Devoting more doctors and more beds to palliative care won't be enough to fix the problem, say the authors of the article in CMAJ.  They argue that palliative care runs under a model that is out-date:  a model geared to provide supportive care for people with cancer who have just three to six months to live.  The authors argue that deaths not due to cancer make up two-thirds of all deaths in Canada - a huge cohort that is largely under-served by palliative care. 

We're talking about frail seniors who don't have cancer but do have diseases like chronic heart and kidney failure, chronic obstructive pulmonary disease (COPD) and chronic pain due to severe arthritis of the back.  Those patients are far less likely than cancer patients to get palliative care.  Though palliative and hospice programs claim to provide comprehensive support, the authors say that support is often limited to treating pain.  They say that palliative care units rarely provide non-invasive ventilation to people with advanced COPD who are having trouble breathing, or dialysis for symptom relief in people with advanced kidney disease.

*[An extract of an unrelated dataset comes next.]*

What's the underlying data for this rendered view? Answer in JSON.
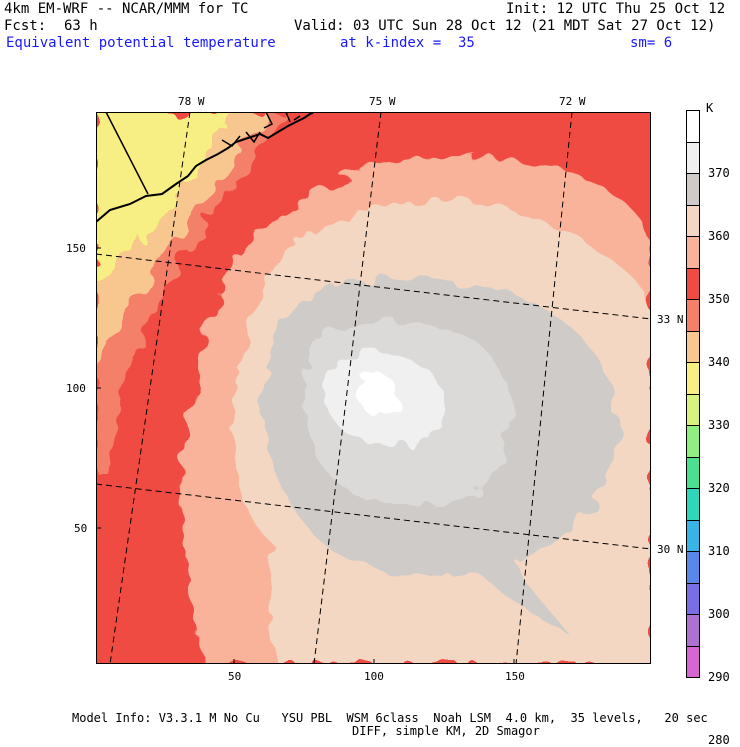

As the family member or the friend of people with cancer, I've seen examples in which they receive excellent care and examples in which they receive lousy care or no care at all.  For people who don't have cancer, palliative care is not even on the radar screen.  As an ER physician, not a shift goes by that I don't see people who could benefit from palliative care who don't get any at all. I'm talking about people with chronic heart and lung disease.  They don't get referred to palliative care doctors. If they do receive palliative care, it's at the very end of life at a time when they get very little benefit out of it. 

More specialists aren't the answer because you can't crank them out fast enough.  The authors of the CMAJ article say we need to spread the work among family doctors, registered nurses and nurse practitioners, social workers and home health workers.  They say specialists and family doctors should receive mandatory training in palliative care including non-cancer patients.  Instead of demanding more beds, palliative care services at home must be beefed up.

Most important, care must be geared to non-cancer patients.  A program in Halifax for people with COPD called INSPIRED COPD Outreach Program teaches patients how to manage many of their own symptoms.  Every 26 patients enrolled in the program saves the system $100,000 in hospital costs.  Thirty-eight per cent of patients enrolled were able to die at home instead of hospital; that's a big improvement on prior experience. 

The potential payoff for improved palliative care is huge.  Unless the demand is addressed, the problem of inadequate and inappropriate palliative care will only get worse.